Второй парадокс – тезис «своя рубашка ближе к телу» верен и в эпоху политкорректности. Как только запахло жареным, идеализм стремительно улетучился. Социальные блага для среднего европейца - слишком важная вещь, чтобы жертвовать ею ради красивых слов. Если выручить Крым означает понижение жизненного уровня хотя бы на 5%, то лучше пусть все остается как есть. «Умирать за Данциг», как в 1930-е, никто не собирается.
Удивительно, но даже память о выигранной войне может действовать парализующе.

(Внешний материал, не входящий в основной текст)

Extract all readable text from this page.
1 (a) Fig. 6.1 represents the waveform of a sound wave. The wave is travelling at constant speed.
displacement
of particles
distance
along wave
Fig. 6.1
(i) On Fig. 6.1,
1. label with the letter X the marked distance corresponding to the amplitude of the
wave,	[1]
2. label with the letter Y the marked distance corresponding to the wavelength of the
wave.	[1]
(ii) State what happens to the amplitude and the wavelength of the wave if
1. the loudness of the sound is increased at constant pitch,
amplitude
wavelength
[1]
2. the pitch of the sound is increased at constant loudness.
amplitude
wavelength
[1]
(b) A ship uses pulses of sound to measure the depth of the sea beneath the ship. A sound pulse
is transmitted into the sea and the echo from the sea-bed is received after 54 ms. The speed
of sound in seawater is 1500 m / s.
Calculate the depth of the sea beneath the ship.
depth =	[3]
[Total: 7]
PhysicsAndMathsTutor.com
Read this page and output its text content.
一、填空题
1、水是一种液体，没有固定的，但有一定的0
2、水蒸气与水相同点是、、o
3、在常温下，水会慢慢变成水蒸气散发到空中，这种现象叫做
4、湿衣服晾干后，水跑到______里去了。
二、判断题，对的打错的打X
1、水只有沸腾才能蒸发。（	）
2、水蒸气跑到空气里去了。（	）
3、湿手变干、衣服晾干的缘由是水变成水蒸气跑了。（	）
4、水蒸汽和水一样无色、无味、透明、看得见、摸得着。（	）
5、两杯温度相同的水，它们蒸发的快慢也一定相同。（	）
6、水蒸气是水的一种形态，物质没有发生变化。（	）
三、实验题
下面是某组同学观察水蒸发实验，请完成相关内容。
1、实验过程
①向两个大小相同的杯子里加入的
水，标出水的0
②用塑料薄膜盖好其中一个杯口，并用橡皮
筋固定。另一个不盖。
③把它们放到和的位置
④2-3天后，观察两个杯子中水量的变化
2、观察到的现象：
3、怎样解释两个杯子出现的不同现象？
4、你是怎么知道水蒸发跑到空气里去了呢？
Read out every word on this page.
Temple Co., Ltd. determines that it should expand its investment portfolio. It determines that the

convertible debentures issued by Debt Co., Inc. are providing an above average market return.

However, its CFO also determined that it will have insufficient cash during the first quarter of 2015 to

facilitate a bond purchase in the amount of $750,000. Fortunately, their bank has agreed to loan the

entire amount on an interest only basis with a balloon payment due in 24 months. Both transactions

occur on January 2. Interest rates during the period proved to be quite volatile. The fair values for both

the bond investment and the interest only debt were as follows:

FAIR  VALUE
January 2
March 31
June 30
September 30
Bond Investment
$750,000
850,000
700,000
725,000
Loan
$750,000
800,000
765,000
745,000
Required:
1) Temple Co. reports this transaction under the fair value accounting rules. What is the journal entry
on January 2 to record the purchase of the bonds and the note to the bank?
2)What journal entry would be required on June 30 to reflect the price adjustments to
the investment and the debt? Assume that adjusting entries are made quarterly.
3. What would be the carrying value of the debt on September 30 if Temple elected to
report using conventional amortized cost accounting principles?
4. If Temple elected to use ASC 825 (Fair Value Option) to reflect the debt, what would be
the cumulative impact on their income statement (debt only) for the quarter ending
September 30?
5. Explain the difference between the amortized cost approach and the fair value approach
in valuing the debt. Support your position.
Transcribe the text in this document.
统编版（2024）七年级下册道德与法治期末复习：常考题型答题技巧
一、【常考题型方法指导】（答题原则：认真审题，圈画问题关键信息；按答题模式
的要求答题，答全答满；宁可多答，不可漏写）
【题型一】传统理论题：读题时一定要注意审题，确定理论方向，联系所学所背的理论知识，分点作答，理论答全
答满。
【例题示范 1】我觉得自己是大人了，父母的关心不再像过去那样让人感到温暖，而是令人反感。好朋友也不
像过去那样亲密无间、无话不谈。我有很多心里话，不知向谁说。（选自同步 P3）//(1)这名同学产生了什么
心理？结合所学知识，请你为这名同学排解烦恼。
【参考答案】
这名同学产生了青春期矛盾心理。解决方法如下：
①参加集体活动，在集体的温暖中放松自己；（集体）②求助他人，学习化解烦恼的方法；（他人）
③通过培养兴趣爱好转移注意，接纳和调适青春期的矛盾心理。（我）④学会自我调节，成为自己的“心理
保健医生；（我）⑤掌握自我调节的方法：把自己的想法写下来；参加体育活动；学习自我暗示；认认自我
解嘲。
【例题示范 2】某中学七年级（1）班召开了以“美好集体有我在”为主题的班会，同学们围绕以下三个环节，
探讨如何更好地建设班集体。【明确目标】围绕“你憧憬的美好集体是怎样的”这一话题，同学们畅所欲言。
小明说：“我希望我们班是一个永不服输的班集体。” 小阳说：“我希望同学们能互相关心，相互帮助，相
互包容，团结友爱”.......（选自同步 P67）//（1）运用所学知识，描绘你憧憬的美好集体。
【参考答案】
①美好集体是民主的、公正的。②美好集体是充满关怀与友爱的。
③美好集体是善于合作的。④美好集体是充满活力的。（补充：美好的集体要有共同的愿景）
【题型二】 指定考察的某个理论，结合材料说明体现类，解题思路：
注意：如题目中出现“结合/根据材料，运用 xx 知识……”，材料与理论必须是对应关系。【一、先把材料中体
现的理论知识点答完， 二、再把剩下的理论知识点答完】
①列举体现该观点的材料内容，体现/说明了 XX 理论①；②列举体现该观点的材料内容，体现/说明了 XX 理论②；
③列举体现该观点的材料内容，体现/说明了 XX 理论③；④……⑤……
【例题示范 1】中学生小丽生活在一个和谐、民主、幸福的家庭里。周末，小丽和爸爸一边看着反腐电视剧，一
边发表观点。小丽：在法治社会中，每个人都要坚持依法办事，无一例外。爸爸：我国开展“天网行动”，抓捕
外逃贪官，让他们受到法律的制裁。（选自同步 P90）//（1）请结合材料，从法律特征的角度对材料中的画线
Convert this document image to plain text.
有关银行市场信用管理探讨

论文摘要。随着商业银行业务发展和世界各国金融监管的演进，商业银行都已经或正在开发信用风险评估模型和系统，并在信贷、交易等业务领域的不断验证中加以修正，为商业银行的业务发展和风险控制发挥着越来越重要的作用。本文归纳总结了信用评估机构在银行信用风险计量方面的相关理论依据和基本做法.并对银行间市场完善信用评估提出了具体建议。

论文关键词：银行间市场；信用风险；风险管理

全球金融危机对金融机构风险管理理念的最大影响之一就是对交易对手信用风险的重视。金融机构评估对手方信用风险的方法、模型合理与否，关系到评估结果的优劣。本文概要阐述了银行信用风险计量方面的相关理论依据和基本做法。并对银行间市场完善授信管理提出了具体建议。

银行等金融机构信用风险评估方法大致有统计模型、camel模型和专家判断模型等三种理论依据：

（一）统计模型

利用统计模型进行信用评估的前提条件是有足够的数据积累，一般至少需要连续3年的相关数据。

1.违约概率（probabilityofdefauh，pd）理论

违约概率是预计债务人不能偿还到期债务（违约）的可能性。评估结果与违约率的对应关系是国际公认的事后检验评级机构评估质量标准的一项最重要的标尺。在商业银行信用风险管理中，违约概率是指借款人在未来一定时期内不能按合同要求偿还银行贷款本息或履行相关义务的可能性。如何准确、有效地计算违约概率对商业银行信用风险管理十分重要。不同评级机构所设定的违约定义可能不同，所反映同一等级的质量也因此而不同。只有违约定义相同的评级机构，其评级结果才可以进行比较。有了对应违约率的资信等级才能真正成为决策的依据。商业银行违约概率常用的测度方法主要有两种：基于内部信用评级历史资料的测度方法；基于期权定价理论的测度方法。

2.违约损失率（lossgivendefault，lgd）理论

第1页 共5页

После Первой мировой войны воспоминания о страшных жертвах, понесенных французами и англичанами, были той причиной, по которой Париж и Лондон не могли в 1930-е организовать отпор Германии. Ни введение призыва в вермахт, ни ввод войск в демилитаризованную Рейнскую зону – ничто не могло сподвигнуть их на противодействие, поскольку рядовые избиратели, зараженные повальным пацифизмом, требовали от политиков мира любой ценой. Студенты на дебатах в Оксфорде подавляющим большинством проголосовали за резолюцию, что «это собрание отказывается при любых обстоятельствах сражаться за Короля и Отечество». Пресловутый Мюнхенский договор был вовсе не предательством чьих-то ожиданий, а, напротив, воплощением желания рядовых граждан жить мирно и не испытывать проблем из-за какой-то Чехии. Точно так же «остполитика» Вилли Брандта, базировавшаяся на уступках и отходе от конфронтации, до сих пор остается вне критики, несмотря на ее противоречивые результаты.
Сегодня память о холодной войне является тем фактором, который определяет и действия политиков, и реакцию их избирателей. Базовое устремление – не допустить ее повторения. Принадлежность Крыма – вопрос вторичный. После событий на Украине (и дело не только в полуострове, а и в сотне убитых на улицах европейской столицы) жители Запада очнулись и поняли, что не живут в мире, где главная проблема - легализация гей-браков, допустимость эвтаназии или борьба с глобальным потеплением. Но расставание с иллюзиями - процесс болезненный, и за них будут цепляться. Поэтому в обозримом будущем России не стоит опасаться серьезных санкций или вовлечения в глобальное противостояние. Но любые последующие неосторожные действия с ее стороны могут переломить господствующие настроения.